ぼくたちは最短ルートで高山の家に向かった。ルートの選択肢は、元々これしかなかった。できるなら錯乱患者のいる場所を迂回したかったが、どこに錯乱患者がいるかなんて分からない。どのルートをとってもリスクは似たようなものだから、それなら最短ルートで行くべきだった。

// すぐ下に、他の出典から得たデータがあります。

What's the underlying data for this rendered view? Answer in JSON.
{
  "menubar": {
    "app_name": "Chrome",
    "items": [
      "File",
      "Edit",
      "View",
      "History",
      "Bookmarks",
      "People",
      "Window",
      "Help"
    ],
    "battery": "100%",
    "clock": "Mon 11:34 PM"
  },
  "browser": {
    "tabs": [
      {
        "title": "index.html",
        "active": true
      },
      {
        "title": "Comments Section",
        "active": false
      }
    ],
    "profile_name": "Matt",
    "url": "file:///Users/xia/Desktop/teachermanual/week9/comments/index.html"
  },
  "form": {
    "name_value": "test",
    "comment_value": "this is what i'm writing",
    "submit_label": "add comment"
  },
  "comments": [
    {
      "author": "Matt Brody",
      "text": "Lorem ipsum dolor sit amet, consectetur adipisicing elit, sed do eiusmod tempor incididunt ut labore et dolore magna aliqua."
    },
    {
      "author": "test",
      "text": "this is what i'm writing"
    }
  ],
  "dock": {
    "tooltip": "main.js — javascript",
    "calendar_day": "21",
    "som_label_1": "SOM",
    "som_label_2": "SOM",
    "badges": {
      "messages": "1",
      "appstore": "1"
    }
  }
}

意外に順調に歩いていたが、途中の信号交差点で、交差道路のすぐ近くに錯乱患者がいた時は文字通り死ぬかと思った。幸いそいつはこちらに背を向けて立っていたので、ぼくたちは少し震えながら忍び足で通り過ぎた。
「こっち――ここ曲がって」
警察署の通りから細い道に入り込んだ先――なんだかそばに寄って来がちな高山を意識しつつ歩いてきたが、その先の見えない曲がり角に緊張して立ち止まり、それからなけなしの勇気をはたいて顔を出した。
――誰もいない。
高山のほうを見てうなづくと、高山はほっとしたように笑顔になってまた寄ってきた。
「ここ、角の家。よかった、ふたりで着けたね」
その家は小ぢんまりとした日本家屋だった。門の脇に「高山」と書かれた表札がある。
いつも学校で、背が高くてきれいな顔立ちで笑顔がやさしい高山を見ていて、何となく洋風で新しそうな家に住んでいそうだと思っていたから、これは意外だった。
門は閉じられ、玄関も閉まっている。脱出する際に閉めていったとのことだから、知能のない錯乱患者は入ってきていないはずだ。
ぼくの前に出て門を開けた高山の後について、前庭に入った。高山がすぐ門を閉め、安全を確保する。
――うん?
ちょっと待てよ、玄関が閉まっているが……鍵は開いているのか――?
しかし高山は振り返ってちょっと得意げに笑い――ポケットから鍵を取り出した。
「えへへ……いつもの癖で、出るときに持ってきちゃってた」
・・・・・・
そしてその家はぼくたちを迎え入れ、それからしばらくの間、ぼくたちに穏やかな暮らしを与えてくれた。
あの時、玄関が開かなかったらぼくたちふたりはどうなっていただろう。